1893 July 6: French author Guy de Maupassant, born on August 5, 1850, died. In his brief career De Maupassant wrote several novels and hundreds of short stories. He suffered from migraines and self-medicated with ether. In one of his stories, "Afloat", written in 1888, the narrator treats his migraines in the same way. In that story the narrator declares that ether provides "a new way of seeing, judging, appreciating things and life..." De Maupassant is one of many writers and artists who have noted such experiences with anesthetic drugs.

1899 July 21: Ernest Hemingway was born in Oak Park, Illinois. One of the author’s best known works is A Farewell to Arms [1929], the story of American World War I soldier Frederic and Catherine, the nurse who attends him after an injury. The two fall in love, and Catherine becomes pregnant. The last chapter, like much of the novel, takes place in a hospital and is filled with discussions of pain, unconsciousness and anesthesia related to Catherine’s labor. She likes the nitrous oxide she is given for the pains: “I’m a fool about the gas. It’s wonderful.” Her labor drags on, she gets more and more gas, but finally she acknowledges the gas no longer works, and she has a caesarean. For this and his numerous other works, Hemingway received the Nobel Prize for literature in 1954. He committed suicide at his home in Ketchum, Idaho, on July 2, 1961. [See Herndi DP. Invalid masculinity: silence, hospitals, and anesthesia in A Farewell to Arms. Hemingway Review 21(1): 38-52, fall 2001

1900 July: Oskar Kreis published the first account of spinal analgesia for vaginal delivery.  [A translation of the German original was published in International Journal of Obstetric Anesthesia 9:174-178, 2000]

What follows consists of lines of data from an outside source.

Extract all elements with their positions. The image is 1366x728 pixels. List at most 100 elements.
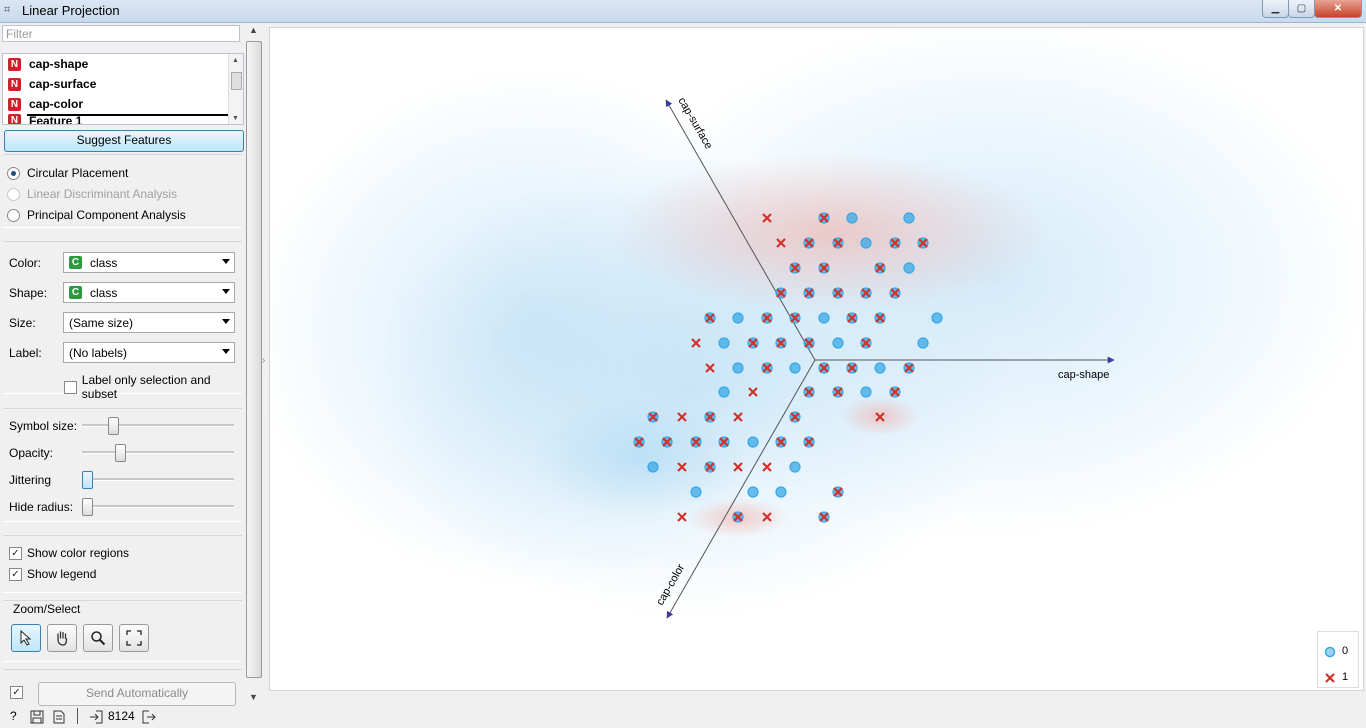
data-point-class-0[interactable] [690,486,702,498]
data-point-class-0[interactable] [747,436,759,448]
slider-handle[interactable] [114,444,126,462]
collapse-icon[interactable]: › [262,355,265,366]
scroll-thumb[interactable] [231,72,242,90]
data-point-class-0[interactable] [860,386,872,398]
zoom-tool-button[interactable] [83,624,113,652]
data-point-overlap[interactable] [775,337,787,349]
show-legend-checkbox[interactable]: ✓ Show legend [9,567,96,581]
slider-track[interactable] [82,424,234,427]
slider-handle[interactable] [107,417,119,435]
data-point-class-0[interactable] [789,362,801,374]
data-point-class-0[interactable] [718,386,730,398]
pan-tool-button[interactable] [47,624,77,652]
shape-combo[interactable]: C class [63,282,235,303]
data-point-overlap[interactable] [789,262,801,274]
feature-list-scrollbar[interactable]: ▲ ▼ [228,54,243,124]
data-point-overlap[interactable] [803,287,815,299]
feature-item[interactable]: N cap-surface [3,74,243,94]
label-only-selection-checkbox[interactable]: Label only selection and subset [64,373,246,401]
send-automatically-checkbox[interactable]: ✓ [10,686,23,699]
circular-placement-option[interactable]: Circular Placement [7,166,128,180]
data-point-overlap[interactable] [803,337,815,349]
data-point-overlap[interactable] [775,436,787,448]
scroll-down-icon[interactable]: ▼ [232,115,239,122]
splitter-handle[interactable]: › [262,23,269,706]
data-point-overlap[interactable] [647,411,659,423]
slider-handle[interactable] [82,471,93,489]
data-point-overlap[interactable] [690,436,702,448]
slider-track[interactable] [82,505,234,508]
data-point-overlap[interactable] [818,212,830,224]
scroll-up-icon[interactable]: ▲ [249,25,258,35]
slider-track[interactable] [82,451,234,454]
data-point-class-0[interactable] [818,312,830,324]
save-icon[interactable] [30,710,44,724]
data-point-class-0[interactable] [732,362,744,374]
data-point-overlap[interactable] [860,287,872,299]
data-point-overlap[interactable] [832,287,844,299]
data-point-overlap[interactable] [732,511,744,523]
data-point-class-0[interactable] [732,312,744,324]
data-point-overlap[interactable] [803,436,815,448]
slider-track[interactable] [82,478,234,481]
data-point-class-0[interactable] [775,486,787,498]
filter-input[interactable] [2,25,240,42]
feature-list[interactable]: N cap-shape N cap-surface N cap-color N … [2,53,244,125]
data-point-overlap[interactable] [846,362,858,374]
suggest-features-button[interactable]: Suggest Features [4,130,244,152]
label-combo[interactable]: (No labels) [63,342,235,363]
data-point-overlap[interactable] [803,237,815,249]
maximize-button[interactable]: ▢ [1288,0,1315,18]
scroll-thumb[interactable] [246,41,262,678]
data-point-overlap[interactable] [704,461,716,473]
data-point-overlap[interactable] [633,436,645,448]
data-point-class-0[interactable] [647,461,659,473]
data-point-overlap[interactable] [917,237,929,249]
data-point-class-0[interactable] [931,312,943,324]
data-point-overlap[interactable] [889,237,901,249]
data-point-class-0[interactable] [903,262,915,274]
data-point-overlap[interactable] [775,287,787,299]
minimize-button[interactable]: ▁ [1262,0,1289,18]
data-point-class-0[interactable] [874,362,886,374]
plot-canvas[interactable]: cap-shape cap-surface cap-color [270,28,1363,690]
data-point-overlap[interactable] [889,386,901,398]
reset-zoom-button[interactable] [119,624,149,652]
data-point-overlap[interactable] [903,362,915,374]
data-point-overlap[interactable] [704,312,716,324]
data-point-overlap[interactable] [818,511,830,523]
data-point-overlap[interactable] [718,436,730,448]
data-point-overlap[interactable] [818,262,830,274]
data-point-overlap[interactable] [747,337,759,349]
scroll-down-icon[interactable]: ▼ [249,692,258,702]
scroll-up-icon[interactable]: ▲ [232,57,239,64]
feature-item[interactable]: N cap-shape [3,54,243,74]
data-point-class-0[interactable] [846,212,858,224]
data-point-class-0[interactable] [789,461,801,473]
feature-item[interactable]: N cap-color [3,94,243,114]
color-combo[interactable]: C class [63,252,235,273]
help-icon[interactable]: ? [10,709,17,723]
pca-option[interactable]: Principal Component Analysis [7,208,186,222]
data-point-overlap[interactable] [889,287,901,299]
data-point-overlap[interactable] [761,362,773,374]
data-point-class-0[interactable] [917,337,929,349]
control-panel-scrollbar[interactable]: ▲ ▼ [246,23,262,706]
size-combo[interactable]: (Same size) [63,312,235,333]
data-point-overlap[interactable] [832,486,844,498]
data-point-overlap[interactable] [789,312,801,324]
data-point-overlap[interactable] [789,411,801,423]
data-point-overlap[interactable] [803,386,815,398]
close-button[interactable]: ✕ [1314,0,1362,18]
data-point-overlap[interactable] [818,362,830,374]
data-point-class-0[interactable] [832,337,844,349]
data-point-overlap[interactable] [846,312,858,324]
report-icon[interactable] [53,710,65,724]
data-point-overlap[interactable] [832,237,844,249]
data-point-overlap[interactable] [704,411,716,423]
projection-plot[interactable]: cap-shape cap-surface cap-color 0 1 [269,27,1364,691]
data-point-overlap[interactable] [832,386,844,398]
data-point-overlap[interactable] [860,337,872,349]
data-point-overlap[interactable] [874,312,886,324]
data-point-overlap[interactable] [761,312,773,324]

1936 July 18: General Francisco Franco led an uprising and the Spanish Civil War began. One of the medical advances from the war is related to blood transfusion. Canadian thoracic surgeon Henry Norman Bethune advocated mobile units to transfuse soldiers at the front instead of waiting until they were transported to medical centers behind the lines. For more on Bethune’s work in this war, see Franco A, Cortes J, Alvarez J, Diz JC. The development of blood transfusion: the contributions of Norman Bethune in the Spanish Civil War (1936-1939). Can J Anaesth 1996; 43: 1076-1078 and Walt AJ. The world’s best-known surgeon. Surgery 1983; 94: 582-590.  Dennis Bock’s 2007 novel, The Communist’s Daughter, is based on the fascinating life of Bethune.

2002 July 19: Barry Reed, a Massachusetts lawyer and novelist, died. Reed's best known novel, The Verdict (1980) is the story of down-and-out Boston attorney Frank Galvin who attempts to redeem himself by taking the case of a young woman who is in a coma following anesthetic complications during surgery. The novel was filmed in 1982, with Paul Newman as Galvin.